Der Film ist keineswegs der erste, der eine „kindliche“ Bedrohung behandelt. Als Beispiele seien „The Village Of The Damned“/“Das Dorf Der Verdammten“ (Regie: Wolf Rilla, 1959) oder, wenn auch in anderer, abgewandelter Weise „The Exorcist“/“Der Exorzist“ (Regie: William Friedkin, 1973) genannt. Doch waren es stets erklärbare, phantastische Phänomene.
Der Originaltitel des 1976 erschienenen Werks, „Quién Puede Matar A Un Nino?“, bedeutet übersetzt denn auch nicht etwa so etwas bescheuert Verfälschendes, das Thema völlig Verfehlendes wie „Tödliche Befehle Aus Dem All“, sondern grob übersetzt „Könnten Sie ein Kind töten?“.
Also stellt dieser Titel schon die Kernfrage und bringt die Essenz des Folgenden.

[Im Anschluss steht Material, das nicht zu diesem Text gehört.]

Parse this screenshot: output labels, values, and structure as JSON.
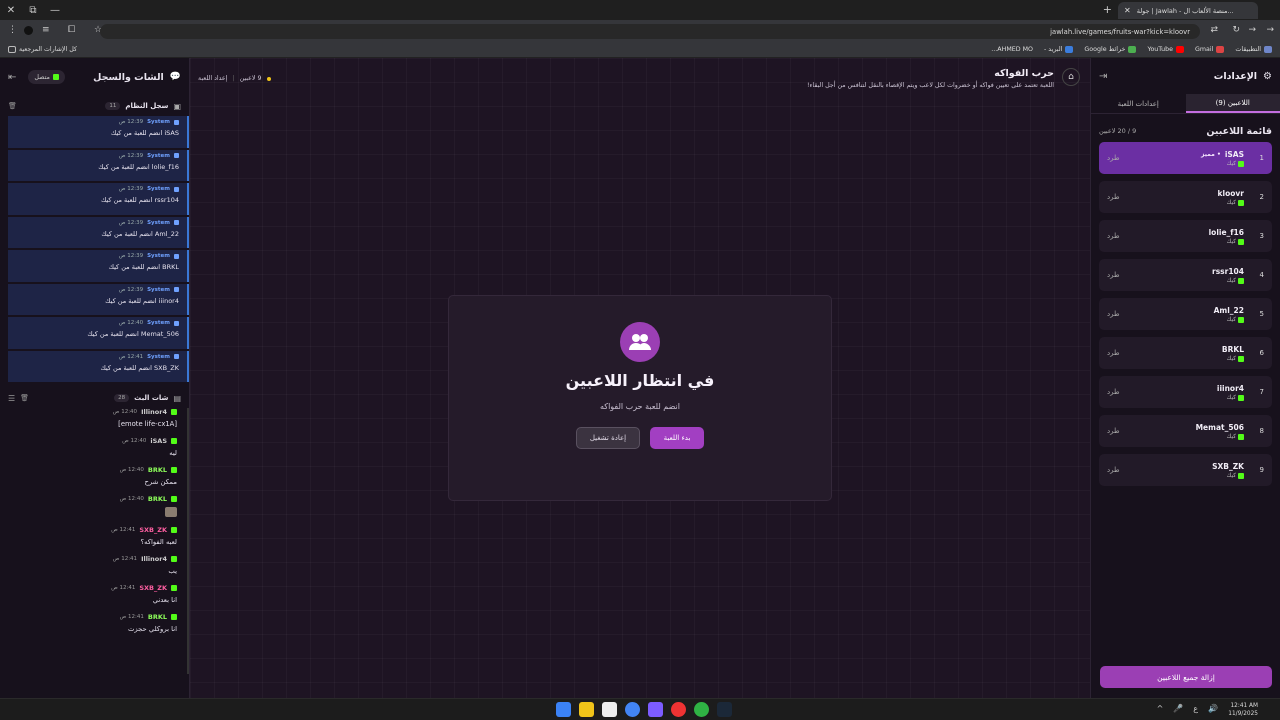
{
  "browser": {
    "tab_title": "جولة | Jawlah - منصة الألعاب ال...",
    "url": "jawlah.live/games/fruits-war?kick=kloovr",
    "bookmarks": [
      "التطبيقات",
      "Gmail",
      "YouTube",
      "خرائط Google",
      "البريد -",
      "AHMED MO..."
    ],
    "all_bookmarks": "كل الإشارات المرجعية"
  },
  "settings": {
    "title": "الإعدادات",
    "tab_players": "اللاعبين (9)",
    "tab_game": "إعدادات اللعبة",
    "list_title": "قائمة اللاعبين",
    "list_count": "9 / 20 لاعبين",
    "kick_label": "طرد",
    "platform_label": "كيك",
    "remove_all": "إزالة جميع اللاعبين",
    "players": [
      {
        "num": "1",
        "name": "iSAS",
        "badge": "• مميز"
      },
      {
        "num": "2",
        "name": "kloovr",
        "badge": ""
      },
      {
        "num": "3",
        "name": "lolie_f16",
        "badge": ""
      },
      {
        "num": "4",
        "name": "rssr104",
        "badge": ""
      },
      {
        "num": "5",
        "name": "Aml_22",
        "badge": ""
      },
      {
        "num": "6",
        "name": "BRKL",
        "badge": ""
      },
      {
        "num": "7",
        "name": "iiinor4",
        "badge": ""
      },
      {
        "num": "8",
        "name": "Memat_506",
        "badge": ""
      },
      {
        "num": "9",
        "name": "SXB_ZK",
        "badge": ""
      }
    ]
  },
  "game": {
    "title": "حرب الفواكه",
    "description": "اللعبة تعتمد على تعيين فواكه أو خضروات لكل لاعب ويتم الإقصاء بالنقل لتنافس من أجل البقاء!",
    "players_count": "9 لاعبين",
    "game_settings": "إعداد اللعبة",
    "wait_title": "في انتظار اللاعبين",
    "wait_sub": "انضم للعبة حرب الفواكه",
    "start": "بدء اللعبة",
    "restart": "إعادة تشغيل"
  },
  "chat": {
    "title": "الشات والسجل",
    "status": "متصل",
    "syslog_title": "سجل النظام",
    "syslog_count": "11",
    "system_name": "System",
    "system_messages": [
      {
        "time": "12:39 ص",
        "text": "iSAS انضم للعبة من كيك"
      },
      {
        "time": "12:39 ص",
        "text": "lolie_f16 انضم للعبة من كيك"
      },
      {
        "time": "12:39 ص",
        "text": "rssr104 انضم للعبة من كيك"
      },
      {
        "time": "12:39 ص",
        "text": "Aml_22 انضم للعبة من كيك"
      },
      {
        "time": "12:39 ص",
        "text": "BRKL انضم للعبة من كيك"
      },
      {
        "time": "12:39 ص",
        "text": "iiinor4 انضم للعبة من كيك"
      },
      {
        "time": "12:40 ص",
        "text": "Memat_506 انضم للعبة من كيك"
      },
      {
        "time": "12:41 ص",
        "text": "SXB_ZK انضم للعبة من كيك"
      }
    ],
    "live_title": "شات البث",
    "live_count": "28",
    "messages": [
      {
        "name": "Illinor4",
        "time": "12:40 ص",
        "text": "[emote life-cx1A]",
        "color": "#cfcfcf"
      },
      {
        "name": "iSAS",
        "time": "12:40 ص",
        "text": "ليه",
        "color": "#cfcfcf"
      },
      {
        "name": "BRKL",
        "time": "12:40 ص",
        "text": "ممكن شرح",
        "color": "#8dff5a"
      },
      {
        "name": "BRKL",
        "time": "12:40 ص",
        "text": "",
        "color": "#8dff5a"
      },
      {
        "name": "SXB_ZK",
        "time": "12:41 ص",
        "text": "لعبه الفواكه؟",
        "color": "#ff5fa2"
      },
      {
        "name": "Illinor4",
        "time": "12:41 ص",
        "text": "يب",
        "color": "#cfcfcf"
      },
      {
        "name": "SXB_ZK",
        "time": "12:41 ص",
        "text": "انا بعدني",
        "color": "#ff5fa2"
      },
      {
        "name": "BRKL",
        "time": "12:41 ص",
        "text": "انا بروكلي حجزت",
        "color": "#8dff5a"
      }
    ]
  },
  "taskbar": {
    "time": "12:41 AM",
    "date": "11/9/2025",
    "lang": "ع"
  },
  "colors": {
    "accent": "#9b3fb4",
    "kick_green": "#53fc18",
    "system_blue": "#3a78d6"
  }
}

Eine Menge Protagonisten wären noch am Leben, hätten sie sich diese Frage nicht gestellt. Diese Hemmschwelle wurde ihnen nämlich zum Verhängnis. Ich werde mich nun hüten, das Ganze für mich zu beantworten beziehungsweise die Antwort preiszugeben, geschweige eine allgemein gültige These aufzustellen. Aber zugeben muß man definitiv, daß man wohl nicht umhin kommt, darüber nachzudenken. Natürlich kann man die Angelegenheit aber auch zur Seite schieben. (Das ist dann die Methode, die von vielen Menschen immer wieder gern angewandt wird, um Probleme zu „lösen“.)

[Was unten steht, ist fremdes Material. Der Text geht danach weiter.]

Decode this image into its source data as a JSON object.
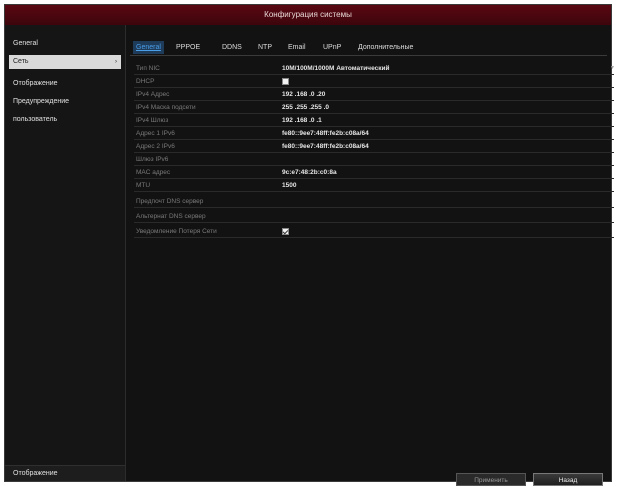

Es tut nicht not, eine Antwort zu finden, doch ist eine ernsthafte Auseinandersetzung wohl unumgänglich.
Es ist offensichtlich, daß die „Umtitelung“ (oder besser Mißtitelung) und zusätzlich die entstellende heimische Synkronisation (man beachte die Doppeldeutigkeit des Wortes „heimisch“), die irgendwelche außerirdischen Strahlen und Planetenkonstellationen als Ursache einbringt und den Film auch noch um das Jahr 2000 spielen läßt, den zugegeben schwer verdaulichen und bedrückenden Inhalt entkräften und fiktionieren sollen. (also ihn als eine triviale Ausgeburt der Phantasie erscheinen lassen)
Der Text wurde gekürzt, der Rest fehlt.